Primeiramente, embora não sejam os mais comuns, temos que 
registrar a existência de dobrados cujas partes —todas elas, inclusive o trio— são 
escritas em uma mesma tonalidade maior. Por exemplo, às partes da exposição em 
Sol Maior (G) segue-se o trio, também, em Sol Maior (G). 

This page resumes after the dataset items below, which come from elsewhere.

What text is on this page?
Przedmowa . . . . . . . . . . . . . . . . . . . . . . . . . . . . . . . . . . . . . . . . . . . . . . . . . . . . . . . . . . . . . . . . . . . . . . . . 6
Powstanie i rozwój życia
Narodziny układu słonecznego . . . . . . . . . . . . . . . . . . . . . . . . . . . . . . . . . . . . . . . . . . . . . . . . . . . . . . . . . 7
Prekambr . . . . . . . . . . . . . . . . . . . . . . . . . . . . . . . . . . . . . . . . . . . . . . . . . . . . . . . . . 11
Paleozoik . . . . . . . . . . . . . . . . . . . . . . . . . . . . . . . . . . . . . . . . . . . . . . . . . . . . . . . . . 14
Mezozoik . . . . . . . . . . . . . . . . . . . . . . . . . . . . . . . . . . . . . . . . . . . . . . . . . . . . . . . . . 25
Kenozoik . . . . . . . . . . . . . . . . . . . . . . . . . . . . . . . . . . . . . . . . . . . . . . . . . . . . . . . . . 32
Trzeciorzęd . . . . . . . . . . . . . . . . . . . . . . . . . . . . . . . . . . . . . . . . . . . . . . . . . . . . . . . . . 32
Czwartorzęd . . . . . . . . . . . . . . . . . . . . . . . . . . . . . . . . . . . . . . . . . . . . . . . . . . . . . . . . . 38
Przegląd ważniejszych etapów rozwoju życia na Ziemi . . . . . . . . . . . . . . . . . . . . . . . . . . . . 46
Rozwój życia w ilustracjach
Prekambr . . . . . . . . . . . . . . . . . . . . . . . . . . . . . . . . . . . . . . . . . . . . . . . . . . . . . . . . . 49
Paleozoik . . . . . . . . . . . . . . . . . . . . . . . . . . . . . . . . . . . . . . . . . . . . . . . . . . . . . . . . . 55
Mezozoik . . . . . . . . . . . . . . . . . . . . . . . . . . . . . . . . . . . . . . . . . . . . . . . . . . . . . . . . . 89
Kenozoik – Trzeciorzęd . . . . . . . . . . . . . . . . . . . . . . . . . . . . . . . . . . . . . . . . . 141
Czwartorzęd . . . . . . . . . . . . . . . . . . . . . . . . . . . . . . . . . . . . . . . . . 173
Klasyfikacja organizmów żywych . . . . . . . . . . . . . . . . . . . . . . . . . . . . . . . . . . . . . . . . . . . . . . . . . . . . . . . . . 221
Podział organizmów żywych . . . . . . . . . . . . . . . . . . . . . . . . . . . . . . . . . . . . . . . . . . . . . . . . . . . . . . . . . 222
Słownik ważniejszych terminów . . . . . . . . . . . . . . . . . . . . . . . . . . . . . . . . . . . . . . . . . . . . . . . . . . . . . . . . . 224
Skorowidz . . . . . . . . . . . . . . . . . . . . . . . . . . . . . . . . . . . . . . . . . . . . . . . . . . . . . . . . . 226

O usual, no entanto, nos dobrados e nas marchas, é que: 
1) 
se a exposição estiver em um determinado tom maior, no 
trio, altera-se a armadura da clave para que seja escrito no tom da subdominante, ou 
seja, do quarto grau da escala desse tom maior, que será, portanto, uma tonalidade 
maior. Por exemplo, quando as primeiras partes de um dobrado estiverem em Dó 
Maior (C), o trio será escrito em Fá Maior (F); 
2) 
se a exposição estiver em uma determinada tonalidade 
menor, será mantida a armadura da clave, mas o trio será escrito no tom do seu 
relativo maior. Por exemplo, se as primeiras partes estiverem escritas em Sol menor 
(Gm), o trio deverá estar em Si Bemol maior (Bb), ambos, portanto, com dois bemóis 
na armadura da clave. 
Estas regras, que vinculam a tonalidade do trio às tonalidades 
das respectivas exposições, só muito raramente são quebradas. Sua desobediência 
provocará efeitos geralmente desagradáveis, a não ser que um intermezzo, ou seja, 
uma introdução escrita para o trio prepare a modulação para uma nova tonalidade. 
Isto posto, podemos afirmar, com segurança, que essas regras são fundamentais do 
gênero dobrado. 
Aceita-se, no entanto, alguma flexibilidade na tonalidade dos 
temas da exposição, principalmente, quando eles são desenvolvidos em mais de duas 
partes. Variantes relativamente comuns são: 
a) 
a primeira parte (A) em tom menor, a segunda (B), no seu 
relativo maior, vindo a terceira (C), executada depois da reexposição de A, no mesmo 
tom menor inicial; o trio, como já sabemos, será no tom reativo maior de A e C; 
b) 
a primeira parte (A) em tom maior, a segunda (B) no seu 
relativa menor, vindo a terceira (C), que é executada depois da reexposição de A, no 
seu mesmo tom maior inicial; o trio, como sabemos, terá o tom da subdominante ou 
quarto grau da escala maior de A e de C; 
c) 
a primeira parte (A) em tom maior, a segunda (B) no tom da 
dominante ou quinto grau da escala maior de A, vindo a terceira (C), executada 
depois da reexposição de A, no seu mesmo tom maior inicial e o trio, como já 
sabemos, no tom da subdominante ou quarto grau da escala maior da primeira parte 
(A) e do forte do baixo (C). 

5. Arranjo e instrumentação 
Este artigo não comporta um estudo pormenorizado dos 
arranjos e da instrumentação, no entanto, algumas considerações devem ser 
relevantes para os que pretendem estudar esses assuntos mais profundamente. 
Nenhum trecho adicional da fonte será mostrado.